A few days back, I was taught about equivalence relations, classes and was given some glimpses of quotient topology.
Suppose we are given the space $[0,1]^{2} \subset \Bbb{R}^{2}.$ Then,
the quotient space $[0,1]^{2}/\sim$ looks like a cylinder (i.e the
equivalence classes look like cylinders where $\sim$ is an equivalence
relation) when $\sim$ identifies $p\sim p$ and $(0,p)\sim(1,p)
\space\forall\space p $. Similarly, $[0,1]^{2}/\sim$ looks like a
Möbius strip when $(0,p)\sim(1,1-p)$ and $p\sim p$.
Now, my question is that – "Is there an equivalence relation that can be explicitly stated such that we get a Möbius-like strip with two twists?" It is clear that this structure is homeomorphic to the cylinder in $\Bbb{R}^{3}$ because when we add another twist to $(0,p)\sim(1,1-p)$, we again get $(0,p)\sim(1,p)$ , but when we look at the edges of the two structures, the cylinder has two disconnected circles while the double Möbius has two linked circles, hence there is no continuous deformation of space so that the cylinder can be converted to this.

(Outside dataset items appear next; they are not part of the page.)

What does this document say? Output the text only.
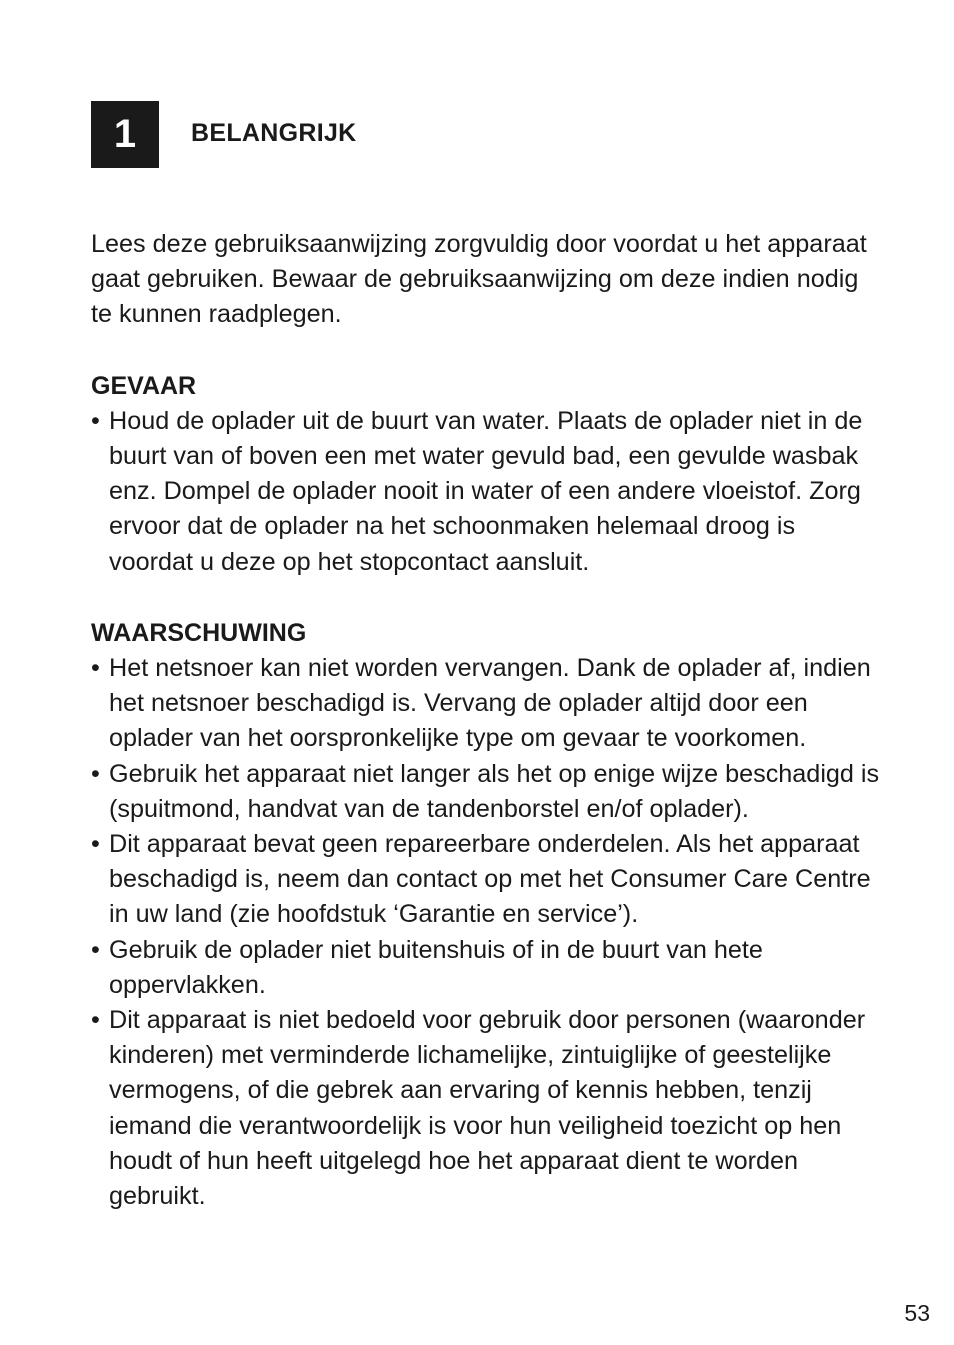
1 BELANGRIJK

Lees deze gebruiksaanwijzing zorgvuldig door voordat u het apparaat gaat gebruiken. Bewaar de gebruiksaanwijzing om deze indien nodig te kunnen raadplegen.

GEVAAR
• Houd de oplader uit de buurt van water. Plaats de oplader niet in de buurt van of boven een met water gevuld bad, een gevulde wasbak enz. Dompel de oplader nooit in water of een andere vloeistof. Zorg ervoor dat de oplader na het schoonmaken helemaal droog is voordat u deze op het stopcontact aansluit.
WAARSCHUWING
• Het netsnoer kan niet worden vervangen. Dank de oplader af, indien het netsnoer beschadigd is. Vervang de oplader altijd door een oplader van het oorspronkelijke type om gevaar te voorkomen.
• Gebruik het apparaat niet langer als het op enige wijze beschadigd is (spuitmond, handvat van de tandenborstel en/of oplader).
• Dit apparaat bevat geen repareerbare onderdelen. Als het apparaat beschadigd is, neem dan contact op met het Consumer Care Centre in uw land (zie hoofdstuk ‘Garantie en service’).
• Gebruik de oplader niet buitenshuis of in de buurt van hete oppervlakken.
• Dit apparaat is niet bedoeld voor gebruik door personen (waaronder kinderen) met verminderde lichamelijke, zintuiglijke of geestelijke vermogens, of die gebrek aan ervaring of kennis hebben, tenzij iemand die verantwoordelijk is voor hun veiligheid toezicht op hen houdt of hun heeft uitgelegd hoe het apparaat dient te worden gebruikt.
53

This also implies that they have different knot groups, which I know nothing of.
Please express your views and discuss.
Best Answer
This is more or less the same question as Why aren't the "higher twist" Möbius bands distinct line-bundles over $S^1$?
A "Möbius-like strip with two (half) twists" is topologically a cylinder.
In fact you have to distinguish between the cylinder $C = S^1 \times [0,1]$ as a topological space which is obtained as the quotient space described in your question and the embeddings of $C$ into $\mathbb R^3$. You can embed $C$ with an arbitrary number $n$ of (full) twists into $\mathbb R^3$ and for $n \ne n'$ these embeddings cannot be deformed into each other via an isotopy.